Pero para qué narrar los acontecimientos que siguieron a esta tragedia. El horror ha llenado toda mi vida; había llegado al punto culminante del sufrimiento, y lo que resta no puede más que aburrirle. Uno a uno me fueron arrebatados aquellos a quienes amaba; y me quedé solo. No tengo ya fuerzas; y explicaré lo que queda de mi horrenda narración en pocas palabras.

Llegué a Ginebra. Mi padre y Ernest aún vivían; pero el primero se hundió ante la trágica nueva que traía. ¡Cómo le recuerdo!, ¡padre bondadoso y amable!; la luz huyó de sus ojos, pues habían perdido a aquella a quien adoraban: Elizabeth, su sobrina, más que una hija para él, a la cual quería con todo el cariño que siente un hombre que, próximo el fin de sus días, y teniendo pocos seres a quienes dedicar su afecto, se aferra con mayor intensidad a aquellos que le quedan. ¡Maldito, maldito villano que llenó de tristeza sus canas y le hizo morir de dolor! No podía vivir bajo el tormento de los horrores que se acumulaban en torno suyo; sufrió una hemorragia cerebral, y murió en mis brazos al cabo de unos días.
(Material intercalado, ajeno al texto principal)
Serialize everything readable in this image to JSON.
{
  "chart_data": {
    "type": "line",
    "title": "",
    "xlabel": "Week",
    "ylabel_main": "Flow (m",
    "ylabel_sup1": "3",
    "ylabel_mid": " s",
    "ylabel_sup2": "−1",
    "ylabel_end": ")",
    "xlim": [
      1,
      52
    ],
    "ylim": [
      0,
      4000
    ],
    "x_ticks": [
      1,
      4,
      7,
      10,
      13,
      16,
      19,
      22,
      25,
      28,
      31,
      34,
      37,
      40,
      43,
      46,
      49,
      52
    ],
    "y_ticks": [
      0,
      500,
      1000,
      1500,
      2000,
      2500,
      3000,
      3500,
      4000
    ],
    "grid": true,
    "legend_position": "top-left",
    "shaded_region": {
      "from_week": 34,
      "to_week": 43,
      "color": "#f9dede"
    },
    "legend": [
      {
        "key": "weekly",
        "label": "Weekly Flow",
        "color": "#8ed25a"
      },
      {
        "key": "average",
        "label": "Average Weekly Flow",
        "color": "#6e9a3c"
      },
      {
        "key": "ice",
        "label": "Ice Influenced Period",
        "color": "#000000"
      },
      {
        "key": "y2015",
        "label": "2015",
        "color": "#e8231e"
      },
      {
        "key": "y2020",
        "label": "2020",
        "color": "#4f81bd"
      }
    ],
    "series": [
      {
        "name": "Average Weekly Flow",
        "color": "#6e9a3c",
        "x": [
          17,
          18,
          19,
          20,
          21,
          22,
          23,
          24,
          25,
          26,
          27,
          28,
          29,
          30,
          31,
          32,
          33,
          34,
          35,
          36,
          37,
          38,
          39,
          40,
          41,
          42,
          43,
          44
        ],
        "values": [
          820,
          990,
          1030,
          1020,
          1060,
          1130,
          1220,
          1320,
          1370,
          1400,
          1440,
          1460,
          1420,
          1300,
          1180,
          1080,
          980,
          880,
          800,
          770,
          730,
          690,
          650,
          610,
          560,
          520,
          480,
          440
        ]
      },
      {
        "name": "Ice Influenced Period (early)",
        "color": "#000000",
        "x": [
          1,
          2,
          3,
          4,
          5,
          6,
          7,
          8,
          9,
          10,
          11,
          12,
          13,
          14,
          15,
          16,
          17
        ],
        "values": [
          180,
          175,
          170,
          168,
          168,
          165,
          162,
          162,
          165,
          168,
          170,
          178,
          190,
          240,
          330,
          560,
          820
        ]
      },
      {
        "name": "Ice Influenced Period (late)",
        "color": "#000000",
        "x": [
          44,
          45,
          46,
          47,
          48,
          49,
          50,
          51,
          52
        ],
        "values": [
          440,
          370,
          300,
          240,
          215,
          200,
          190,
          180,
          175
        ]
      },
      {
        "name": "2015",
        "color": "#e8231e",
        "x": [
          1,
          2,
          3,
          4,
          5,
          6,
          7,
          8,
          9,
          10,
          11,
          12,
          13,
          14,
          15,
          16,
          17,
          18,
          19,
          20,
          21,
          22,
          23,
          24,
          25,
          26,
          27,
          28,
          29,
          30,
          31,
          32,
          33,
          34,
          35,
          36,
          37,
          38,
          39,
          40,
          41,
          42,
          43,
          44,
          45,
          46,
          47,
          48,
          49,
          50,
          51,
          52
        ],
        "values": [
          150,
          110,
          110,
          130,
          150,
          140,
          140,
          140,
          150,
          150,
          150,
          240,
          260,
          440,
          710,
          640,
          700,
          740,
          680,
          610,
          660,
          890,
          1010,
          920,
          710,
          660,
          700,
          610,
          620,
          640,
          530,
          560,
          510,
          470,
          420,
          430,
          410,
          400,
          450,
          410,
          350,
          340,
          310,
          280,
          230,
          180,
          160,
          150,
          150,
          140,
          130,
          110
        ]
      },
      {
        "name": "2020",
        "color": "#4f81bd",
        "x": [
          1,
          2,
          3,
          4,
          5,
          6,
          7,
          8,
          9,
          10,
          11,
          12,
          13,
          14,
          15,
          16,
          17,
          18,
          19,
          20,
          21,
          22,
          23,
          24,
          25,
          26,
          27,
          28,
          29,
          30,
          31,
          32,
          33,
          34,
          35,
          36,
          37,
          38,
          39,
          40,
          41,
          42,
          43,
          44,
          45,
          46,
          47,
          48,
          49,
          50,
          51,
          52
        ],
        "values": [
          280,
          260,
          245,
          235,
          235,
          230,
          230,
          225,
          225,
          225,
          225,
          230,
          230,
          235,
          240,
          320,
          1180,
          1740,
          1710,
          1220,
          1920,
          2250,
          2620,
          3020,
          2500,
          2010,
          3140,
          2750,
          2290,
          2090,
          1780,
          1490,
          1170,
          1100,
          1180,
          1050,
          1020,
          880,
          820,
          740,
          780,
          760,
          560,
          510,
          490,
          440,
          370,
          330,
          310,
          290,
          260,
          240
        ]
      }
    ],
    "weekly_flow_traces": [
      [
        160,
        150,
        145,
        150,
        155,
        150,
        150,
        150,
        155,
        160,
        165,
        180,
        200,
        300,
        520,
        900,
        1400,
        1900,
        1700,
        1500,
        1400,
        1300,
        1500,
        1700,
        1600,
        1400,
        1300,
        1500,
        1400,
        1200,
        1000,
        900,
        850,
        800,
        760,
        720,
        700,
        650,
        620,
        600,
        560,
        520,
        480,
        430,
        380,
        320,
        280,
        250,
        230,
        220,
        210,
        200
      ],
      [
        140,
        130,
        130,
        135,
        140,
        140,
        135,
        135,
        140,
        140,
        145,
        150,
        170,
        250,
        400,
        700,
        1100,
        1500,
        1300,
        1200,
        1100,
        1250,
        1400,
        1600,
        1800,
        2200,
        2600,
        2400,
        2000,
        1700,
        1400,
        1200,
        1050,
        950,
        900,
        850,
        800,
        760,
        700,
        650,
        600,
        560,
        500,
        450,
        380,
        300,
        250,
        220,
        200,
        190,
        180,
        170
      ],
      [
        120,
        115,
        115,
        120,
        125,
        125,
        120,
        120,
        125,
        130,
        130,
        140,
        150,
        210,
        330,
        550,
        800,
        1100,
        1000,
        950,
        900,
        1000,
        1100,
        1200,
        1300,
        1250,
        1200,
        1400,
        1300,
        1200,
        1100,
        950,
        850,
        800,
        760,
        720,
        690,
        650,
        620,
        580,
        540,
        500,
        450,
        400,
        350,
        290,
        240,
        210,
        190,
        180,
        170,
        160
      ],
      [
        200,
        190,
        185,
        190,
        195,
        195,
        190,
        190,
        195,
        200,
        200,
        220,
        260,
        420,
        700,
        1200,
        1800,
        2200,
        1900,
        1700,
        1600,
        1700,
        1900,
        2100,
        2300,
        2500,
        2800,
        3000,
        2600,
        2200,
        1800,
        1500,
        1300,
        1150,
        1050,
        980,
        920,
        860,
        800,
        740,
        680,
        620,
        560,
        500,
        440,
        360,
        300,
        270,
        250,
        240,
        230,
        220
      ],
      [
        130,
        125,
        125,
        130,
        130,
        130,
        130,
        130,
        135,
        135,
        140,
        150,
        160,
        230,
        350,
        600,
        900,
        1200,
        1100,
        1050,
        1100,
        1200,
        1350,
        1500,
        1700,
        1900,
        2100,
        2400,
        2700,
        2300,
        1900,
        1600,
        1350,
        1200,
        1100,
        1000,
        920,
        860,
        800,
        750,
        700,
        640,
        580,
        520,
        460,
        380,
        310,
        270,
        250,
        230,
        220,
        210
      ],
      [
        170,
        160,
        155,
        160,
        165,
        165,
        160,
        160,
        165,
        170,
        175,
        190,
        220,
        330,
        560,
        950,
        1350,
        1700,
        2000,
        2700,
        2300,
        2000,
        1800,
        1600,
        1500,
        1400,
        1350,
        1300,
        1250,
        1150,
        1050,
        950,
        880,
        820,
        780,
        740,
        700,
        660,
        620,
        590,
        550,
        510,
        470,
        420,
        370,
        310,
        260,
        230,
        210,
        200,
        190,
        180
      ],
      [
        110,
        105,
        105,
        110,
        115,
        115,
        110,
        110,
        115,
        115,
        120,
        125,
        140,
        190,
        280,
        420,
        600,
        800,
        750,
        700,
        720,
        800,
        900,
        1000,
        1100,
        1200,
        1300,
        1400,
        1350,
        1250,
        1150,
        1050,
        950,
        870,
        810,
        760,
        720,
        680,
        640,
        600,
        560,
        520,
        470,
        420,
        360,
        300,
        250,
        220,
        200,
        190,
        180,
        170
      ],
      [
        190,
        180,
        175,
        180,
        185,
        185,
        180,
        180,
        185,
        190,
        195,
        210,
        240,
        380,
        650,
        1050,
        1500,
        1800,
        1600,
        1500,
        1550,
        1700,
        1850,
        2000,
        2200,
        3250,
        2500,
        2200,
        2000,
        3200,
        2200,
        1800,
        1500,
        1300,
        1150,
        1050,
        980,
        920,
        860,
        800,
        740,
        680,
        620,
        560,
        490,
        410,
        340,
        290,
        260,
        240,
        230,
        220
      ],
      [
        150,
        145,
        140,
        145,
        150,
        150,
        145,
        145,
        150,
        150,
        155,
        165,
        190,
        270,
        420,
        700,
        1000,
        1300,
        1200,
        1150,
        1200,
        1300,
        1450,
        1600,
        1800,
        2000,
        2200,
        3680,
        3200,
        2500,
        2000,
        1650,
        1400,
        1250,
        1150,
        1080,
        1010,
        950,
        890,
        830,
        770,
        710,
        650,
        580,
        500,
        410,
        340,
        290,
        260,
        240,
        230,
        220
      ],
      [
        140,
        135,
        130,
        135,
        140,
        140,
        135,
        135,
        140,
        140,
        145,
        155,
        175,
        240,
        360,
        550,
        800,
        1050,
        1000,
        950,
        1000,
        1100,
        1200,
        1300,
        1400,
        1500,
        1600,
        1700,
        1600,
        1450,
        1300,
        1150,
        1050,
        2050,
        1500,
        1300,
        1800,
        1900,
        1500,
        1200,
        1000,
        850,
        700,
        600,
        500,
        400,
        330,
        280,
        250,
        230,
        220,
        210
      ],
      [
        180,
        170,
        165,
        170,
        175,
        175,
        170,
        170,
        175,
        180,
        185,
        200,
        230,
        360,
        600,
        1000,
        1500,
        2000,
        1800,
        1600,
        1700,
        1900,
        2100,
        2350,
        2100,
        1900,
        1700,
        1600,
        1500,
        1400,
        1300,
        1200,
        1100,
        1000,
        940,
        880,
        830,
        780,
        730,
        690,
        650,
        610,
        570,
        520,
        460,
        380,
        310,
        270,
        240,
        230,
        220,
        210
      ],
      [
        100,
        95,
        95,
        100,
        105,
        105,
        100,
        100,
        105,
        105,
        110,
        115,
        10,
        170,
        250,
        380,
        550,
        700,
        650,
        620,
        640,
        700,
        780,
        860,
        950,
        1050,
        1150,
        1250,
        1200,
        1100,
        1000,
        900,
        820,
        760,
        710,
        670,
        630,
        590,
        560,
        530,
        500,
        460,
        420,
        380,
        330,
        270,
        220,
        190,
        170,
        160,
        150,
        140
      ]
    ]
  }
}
¿Qué fue entonces de mí? No lo sé; perdí la noción de todo, y me vi envuelto en cadenas y tinieblas. Soñaba, a veces, que con los amigos de juventud vagaba por alegres valles y prados llenos de flores; pero despertaba una y otra vez en la misma celda. A esto seguía la melancolía, pero poco a poco fui cobrando una idea exacta de mis aflicciones y de mi situación, y por fin me liberaron. Me habían creído loco y, como supe más tarde, durante muchos meses estuve encerrado en una celda solitaria.

Pero la libertad hubiera sido un fútil regalo, si al recobrar la razón no hubiera recobrado a la vez un deseo de venganza. Así que iba recuperando el recuerdo de mis desdichas, empecé a pensar en su causa: el monstruo que había creado, el miserable demonio que, para mi ruina, había traído al mundo. Al pensar en él, me invadía una enloquecedora furia y entonces, deseando que cayera en mis manos, rezaba para que así fuera y pudiera desatar sobre su infame cabeza una inmensa y mortal venganza.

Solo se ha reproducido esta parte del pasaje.